The growth of climate geoengineering research within academia is not without pushback. Last September, Siegert and more than 40 other researchers co-authored a paper in the journal Frontiers in Science dismissing Arctic and Antarctic geoengineering ideas—which include several of the projects being investigated at the University of Cambridge— as “dangerous.” 

The paper dug into the feasibility, cost and unintended consequences of five prominent geoengineering concepts in the polar regions. The loudest criticisms of climate geoengineering, however, have traditionally been that such interventions distract from efforts to cut climate-warming emissions and encourage the continued burning of fossil fuels. 

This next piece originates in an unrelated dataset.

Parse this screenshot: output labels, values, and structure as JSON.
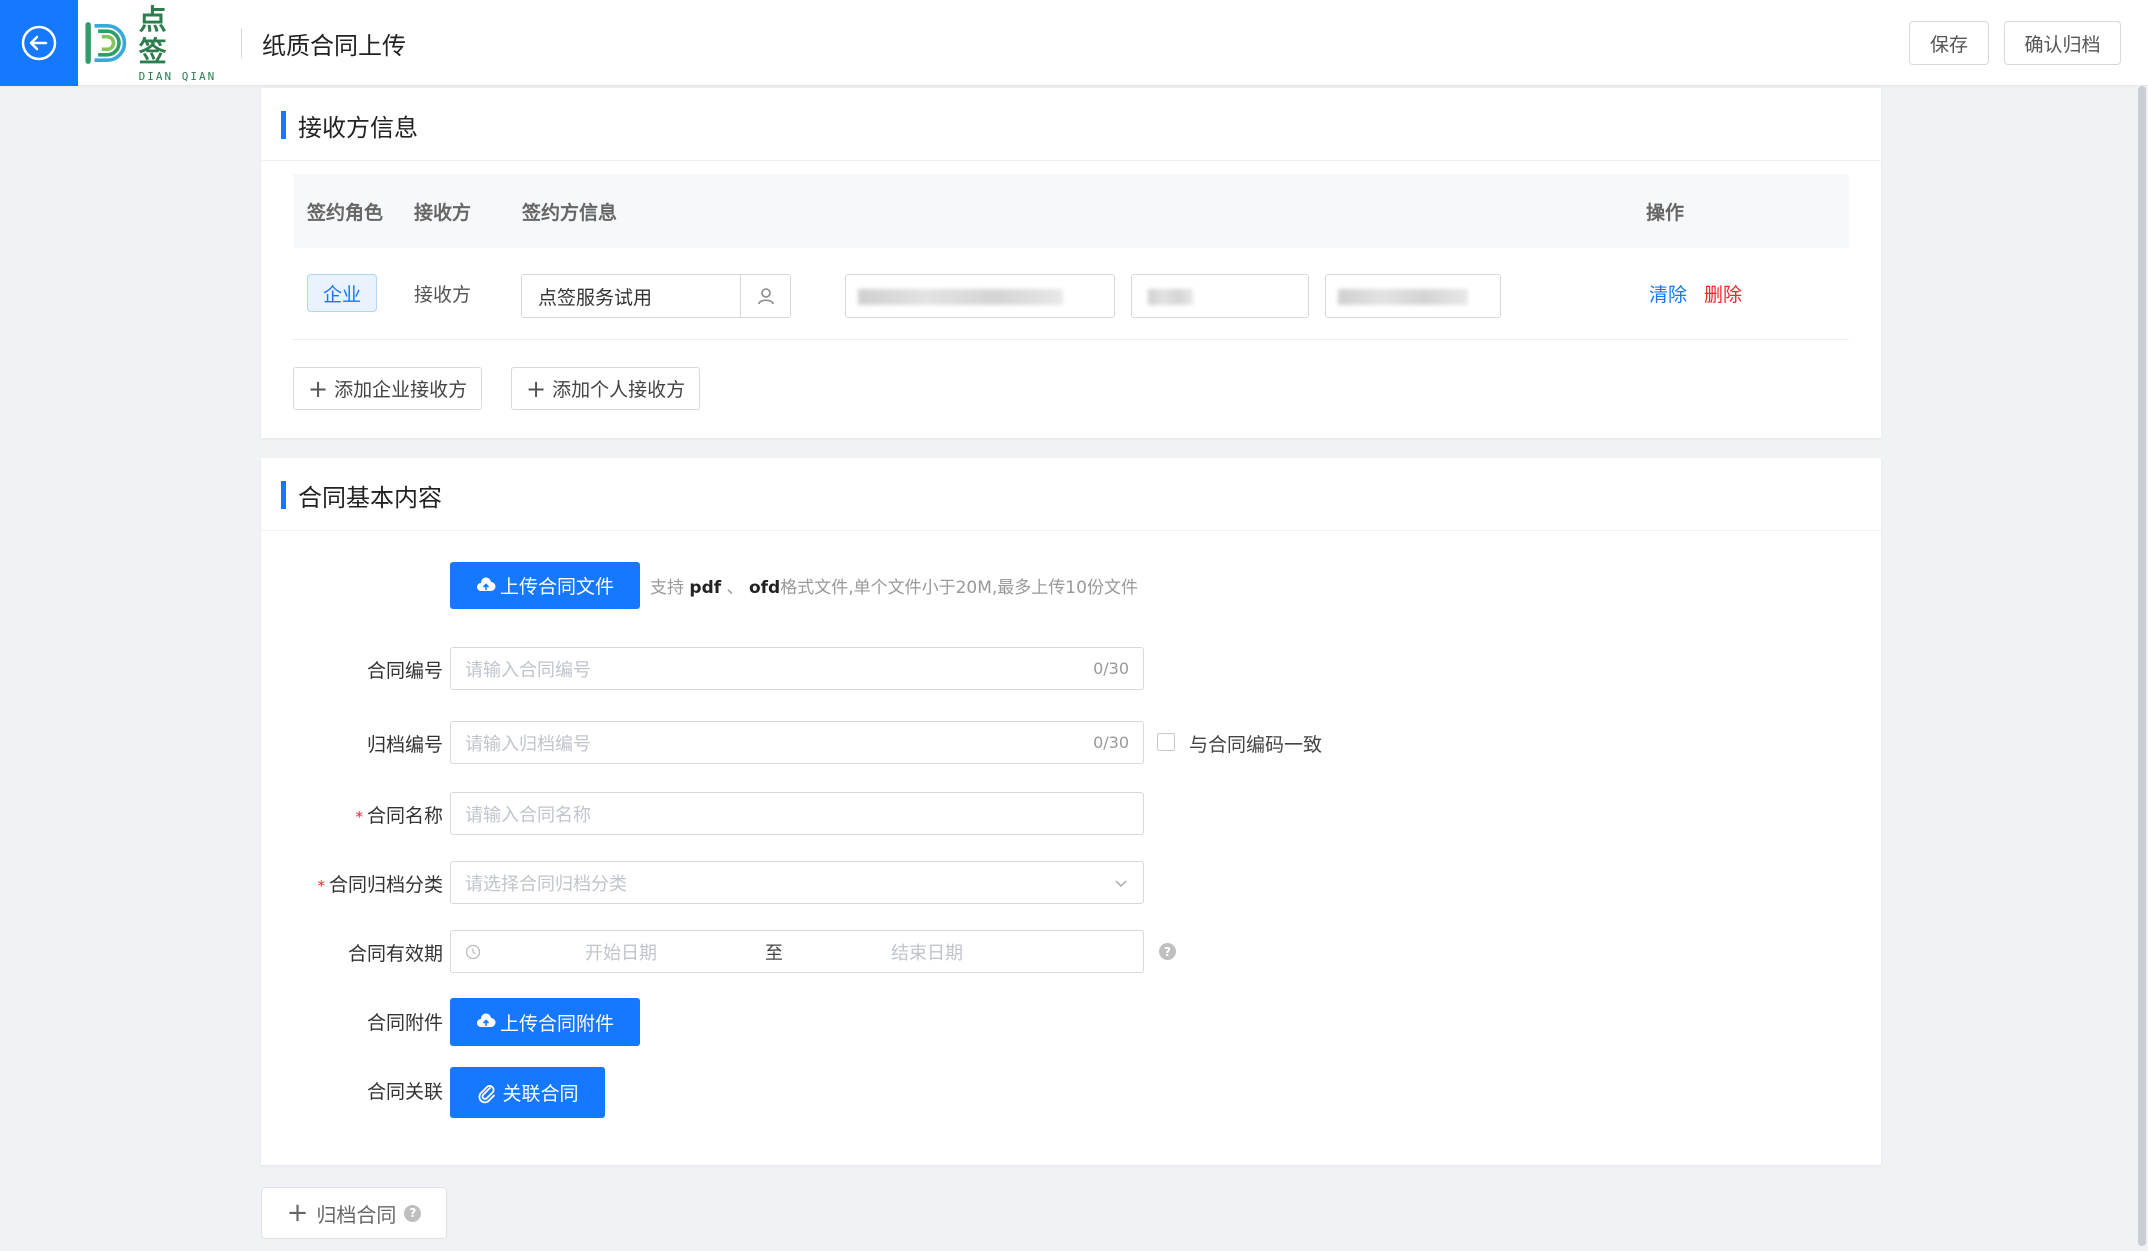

Siegert explained his main concern with university programs is that senior scientists “might inadvertently be supporting early career scientists, taking them on, and creating a generation thinking that they can do it.”

“It’s really dangerous,” he said. “And I think it’s actually totally unfair of senior scientists. It is almost like using younger scientists, pushing them into this area, giving them the motivation and ideas.” From a career perspective, Siegert dismissed geoengineering as a “non-starter,” arguing students will struggle to find jobs in the field.

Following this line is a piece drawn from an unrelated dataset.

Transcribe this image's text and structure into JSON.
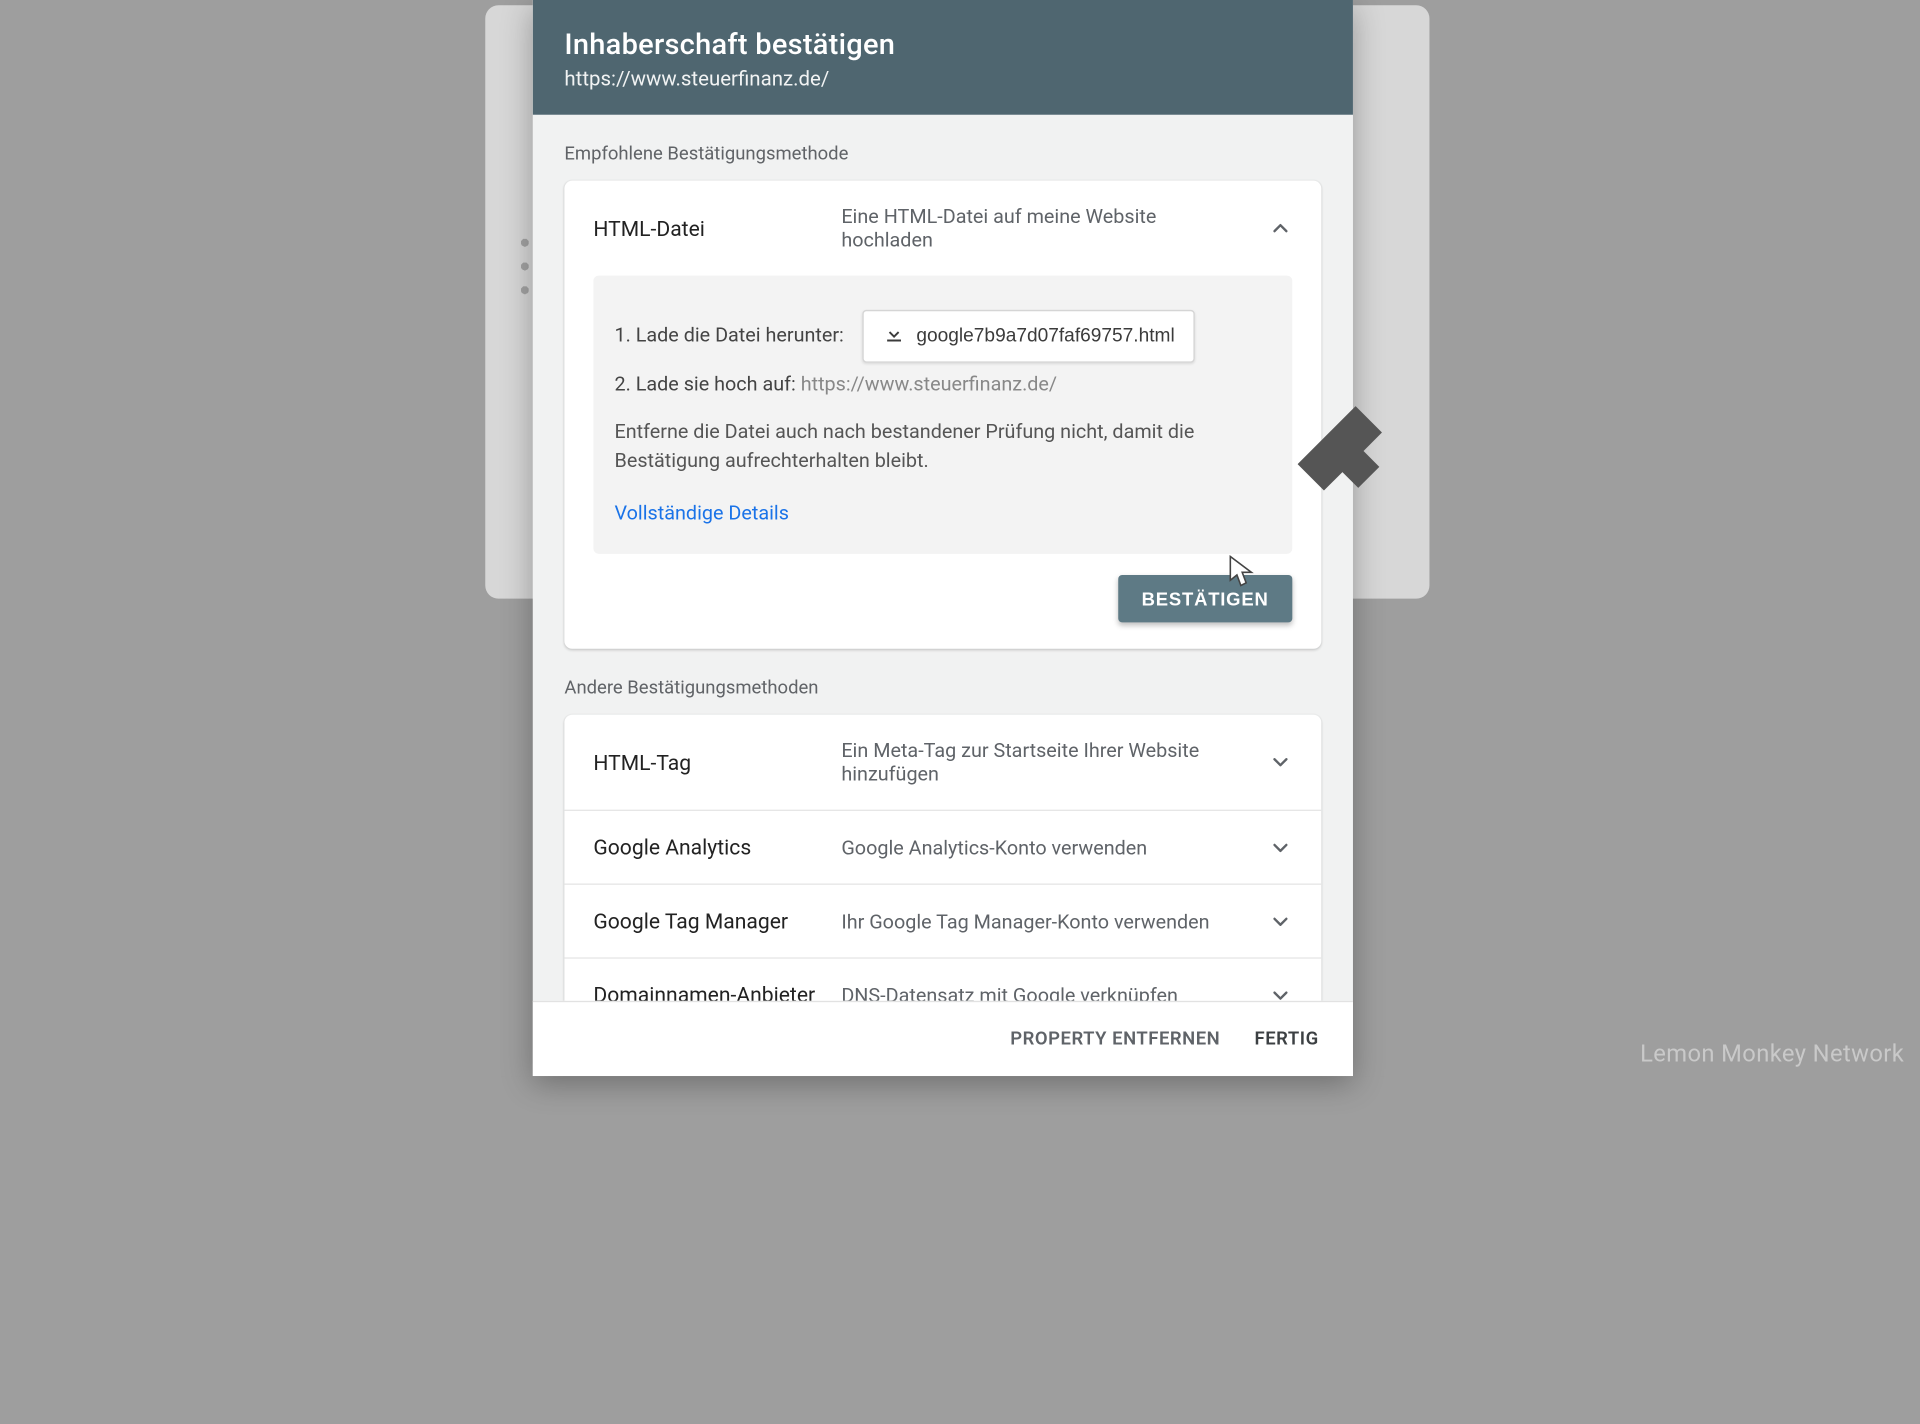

Irvine said the 2025 paper, alongside a broader push for a non-use agreement for sun dimming experiments, was likely to foment a chilling effect for students interested in postgraduate studies in geoengineering. “I had a student say to me, ‘I’m worried about doing a PhD on this topic because I worry I won’t have a career. Everyone at the top of my field is saying this is a dead end.’” 

The University of Chicago’s Keith, however, said that viewpoint may eventually die out. “There is a real generational difference. Younger people seem much more open to research on [geoengineering]. Lots of them have wildly different views, as they should. But I don’t see that they have a prejudged answer.”